Pokémon Go and other similar games and mobile services make use of mobile phone’s location, and leave traces of your location on the device, which can have potential implications. One of the things we’re starting to see people do in response to this is to spoof their location, where they modify their mobile device to make it appear to be in a different location than it actually is.

In the example of Pokémon Go, a user could do this to capture Pokémon without actually having to go to those locations. While this may seem benign for a game like this, the same tactic can be used for other reasons, and can cause some serious problems when user location information becomes evidence for legal or regulatory reasons.

Q: What are some of the other reasons why someone would want to spoof their location?

The primary reason is to access systems or services that are restricted to specific geographies or countries. Beyond Pokémon Go, the NBC Olympics streaming app provides another timely example. Streaming Olympics coverage from NBC is not available outside the U.S.; but someone in another country may spoof their location to make it appear that they are in the U.S., giving them access to restricted broadcasts.

Similarly, Major League Baseball restricts streaming access to games being played locally, to encourage people to either attend the game or view it via the local TV station. If someone in Chicago wanted to watch the White Sox or Cubs play a home game via the streaming service, they could spoof their location to show they are in a different state and gain access to the game. We’ve also heard many cases of employees being sent overseas from the U.S. for work, and spoofing their location so they can continue to access their U.S. Netflix accounts.

Q: How hard is it to do?

Location spoofing is actually pretty easy, and there are resources all over the Internet that give instructions for how to do it—both for mobile devices and traditional computers such as laptops and desktops which don’t typically have GPS technology, but often show online service providers their location through IP addresses.

One common tactic for the iPhone is to ‘jailbreak’ the phone, which gives the user root level access and strips away the protections that come with the device. Once a phone is jailbroken, there are numerous apps that allow the user to manually change their location. More advanced users can also put their device into ‘dev’ mode, which allows location spoofing as a means to test new software. The process is even easier on Android devices, which simply require users to turn off location gathering information and allow the user to dictate location data to the device.

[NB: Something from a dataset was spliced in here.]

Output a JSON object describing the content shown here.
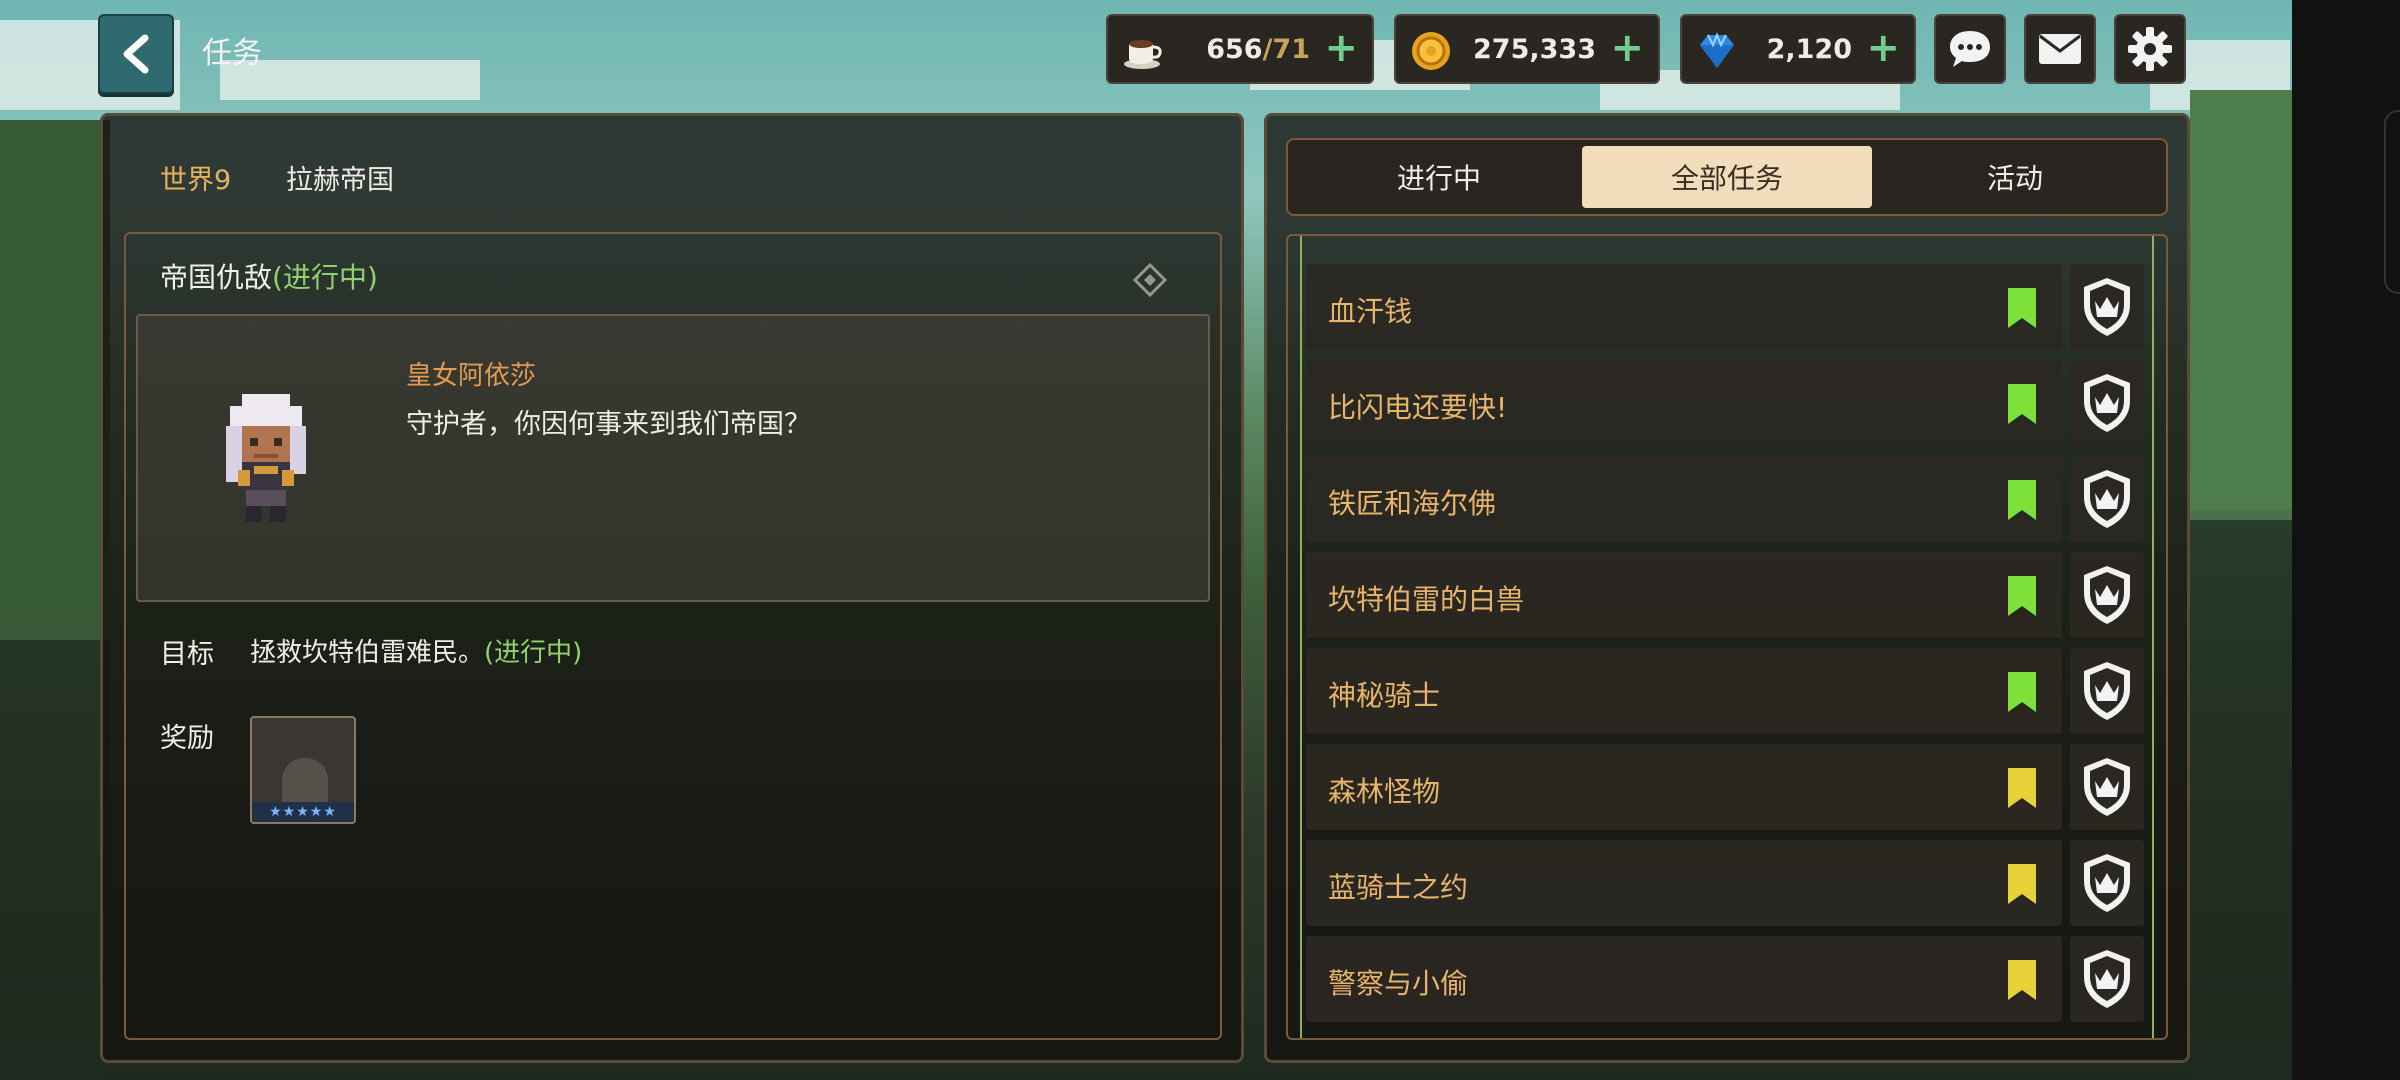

Corporations that need to regulate user access to services or content based on location can take some basic steps to overcome spoofing. Many currently use IP address verification to identify a user’s location. While this can easily be spoofed as well, some users will inevitably slip up and forget to spoof both their IP and their GPS at some point while they are using an online service.

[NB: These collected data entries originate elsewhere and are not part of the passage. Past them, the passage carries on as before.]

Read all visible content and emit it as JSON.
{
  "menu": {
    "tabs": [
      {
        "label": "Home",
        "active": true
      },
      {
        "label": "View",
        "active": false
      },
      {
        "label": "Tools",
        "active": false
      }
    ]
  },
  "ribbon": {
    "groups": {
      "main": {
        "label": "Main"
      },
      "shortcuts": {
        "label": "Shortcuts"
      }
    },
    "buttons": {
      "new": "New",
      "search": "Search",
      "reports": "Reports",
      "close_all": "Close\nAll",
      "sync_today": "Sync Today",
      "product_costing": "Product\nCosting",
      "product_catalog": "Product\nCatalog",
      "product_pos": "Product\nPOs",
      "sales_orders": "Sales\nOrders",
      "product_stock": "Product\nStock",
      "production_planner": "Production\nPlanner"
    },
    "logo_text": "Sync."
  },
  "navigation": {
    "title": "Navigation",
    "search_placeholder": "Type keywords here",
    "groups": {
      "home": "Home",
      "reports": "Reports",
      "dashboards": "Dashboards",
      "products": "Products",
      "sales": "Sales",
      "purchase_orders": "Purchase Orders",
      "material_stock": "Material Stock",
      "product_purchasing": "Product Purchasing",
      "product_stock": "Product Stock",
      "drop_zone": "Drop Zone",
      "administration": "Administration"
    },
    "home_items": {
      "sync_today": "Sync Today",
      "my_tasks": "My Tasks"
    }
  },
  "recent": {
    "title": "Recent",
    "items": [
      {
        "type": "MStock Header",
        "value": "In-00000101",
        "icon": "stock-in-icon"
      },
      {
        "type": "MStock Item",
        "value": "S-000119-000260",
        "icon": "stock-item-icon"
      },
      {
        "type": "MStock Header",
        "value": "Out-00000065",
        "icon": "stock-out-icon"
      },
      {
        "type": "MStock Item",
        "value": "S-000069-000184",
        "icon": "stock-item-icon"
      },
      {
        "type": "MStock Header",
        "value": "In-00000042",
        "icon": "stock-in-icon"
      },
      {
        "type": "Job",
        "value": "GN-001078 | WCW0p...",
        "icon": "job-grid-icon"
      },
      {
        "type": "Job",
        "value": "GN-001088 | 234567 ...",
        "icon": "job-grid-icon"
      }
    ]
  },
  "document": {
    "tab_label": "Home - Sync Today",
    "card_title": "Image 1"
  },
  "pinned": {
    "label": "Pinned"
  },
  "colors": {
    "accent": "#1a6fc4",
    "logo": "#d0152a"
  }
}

Q: What can a corporation do to check if someone is spoofing their location?

For mobile devices, GPS information can be checked against an IP address to ensure that both resolve to roughly the same location. If the GPS indicates the phone is in Europe and the IP address resolves to a residential internet service provider in the U.S., there is a pretty good chance the individual is spoofing their GPS. There are also tools that can check to see if devices have been jailbroken, giving corporations yet another way to identify if someone has the capability to spoof their location.

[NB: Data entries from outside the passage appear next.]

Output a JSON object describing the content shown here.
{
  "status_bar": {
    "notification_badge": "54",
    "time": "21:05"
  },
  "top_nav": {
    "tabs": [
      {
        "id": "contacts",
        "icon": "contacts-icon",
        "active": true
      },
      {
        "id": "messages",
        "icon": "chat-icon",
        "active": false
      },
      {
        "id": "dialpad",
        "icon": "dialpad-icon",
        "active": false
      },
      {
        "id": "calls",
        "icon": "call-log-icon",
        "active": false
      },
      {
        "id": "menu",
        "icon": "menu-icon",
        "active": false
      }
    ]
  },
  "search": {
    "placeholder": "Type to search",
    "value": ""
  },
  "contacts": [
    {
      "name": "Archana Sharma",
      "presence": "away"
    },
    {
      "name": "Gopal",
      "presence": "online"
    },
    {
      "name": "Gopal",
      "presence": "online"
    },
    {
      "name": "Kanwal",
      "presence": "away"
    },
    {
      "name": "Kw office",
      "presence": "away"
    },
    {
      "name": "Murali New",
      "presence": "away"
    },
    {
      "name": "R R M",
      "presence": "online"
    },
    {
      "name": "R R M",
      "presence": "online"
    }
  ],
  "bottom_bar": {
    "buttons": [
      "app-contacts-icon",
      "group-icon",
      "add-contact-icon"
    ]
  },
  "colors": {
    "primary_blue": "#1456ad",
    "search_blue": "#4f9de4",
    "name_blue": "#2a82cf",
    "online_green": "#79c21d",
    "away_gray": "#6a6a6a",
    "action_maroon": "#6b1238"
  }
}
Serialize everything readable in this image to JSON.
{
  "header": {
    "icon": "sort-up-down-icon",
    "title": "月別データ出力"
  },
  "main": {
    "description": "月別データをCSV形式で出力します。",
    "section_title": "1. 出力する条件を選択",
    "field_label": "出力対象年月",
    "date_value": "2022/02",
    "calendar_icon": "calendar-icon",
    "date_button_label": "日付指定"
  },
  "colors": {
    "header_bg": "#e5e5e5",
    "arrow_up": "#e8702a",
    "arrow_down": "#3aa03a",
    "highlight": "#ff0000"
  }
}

When possible, it is best to check as many different data points as you can. In the example of the NBC Olympics streaming app, not only did it require disclosure of the user’s GPS location, but it also asked users to sign into their residential cable provider’s website as proof that they were eligible for certain content.

Q: Why does location spoofing matter to your clients?

Many corporations offer consumer-facing apps and services that rely on a user’s location. This type of behavior makes it possible for users to get around whatever content the corporation is trying to restrict, and can have negative implications for the business. Gambling sites provide a relevant example – you have people in the U.S. trying to illegally access certain services that aren’t available in their state. An online gambling service could get into serious trouble with U.S. regulators if they don’t take reasonable steps to verify a player’s location.

Corporations – such as NBC or Netflix in the earlier examples – may have contractual requirements to show or not to show certain content – such as movies, TV shows, websites – in certain geographies. These corporations use location data to determine who can and can’t gain access. Location spoofing basically circumvents the security measures, and puts the corporation at risk for contractual or regulatory violations.

Q: Looking ahead, what are the most important considerations regarding this new issue?

People are now using mobile devices more than computers, and forensic examiners can get a much broader scope of information from mobile devices. Location spoofing is a relatively new concern, and is one that will require forensic investigators to be proactive in determining how this behavior can be prevented and detected, or how it may impact a reactive investigation when examining their phone. Most importantly, corporations that have an obligation to restrict access based on location must ensure they have taken reasonable steps to verify their users’ locations and how to proactively guard against location spoofing.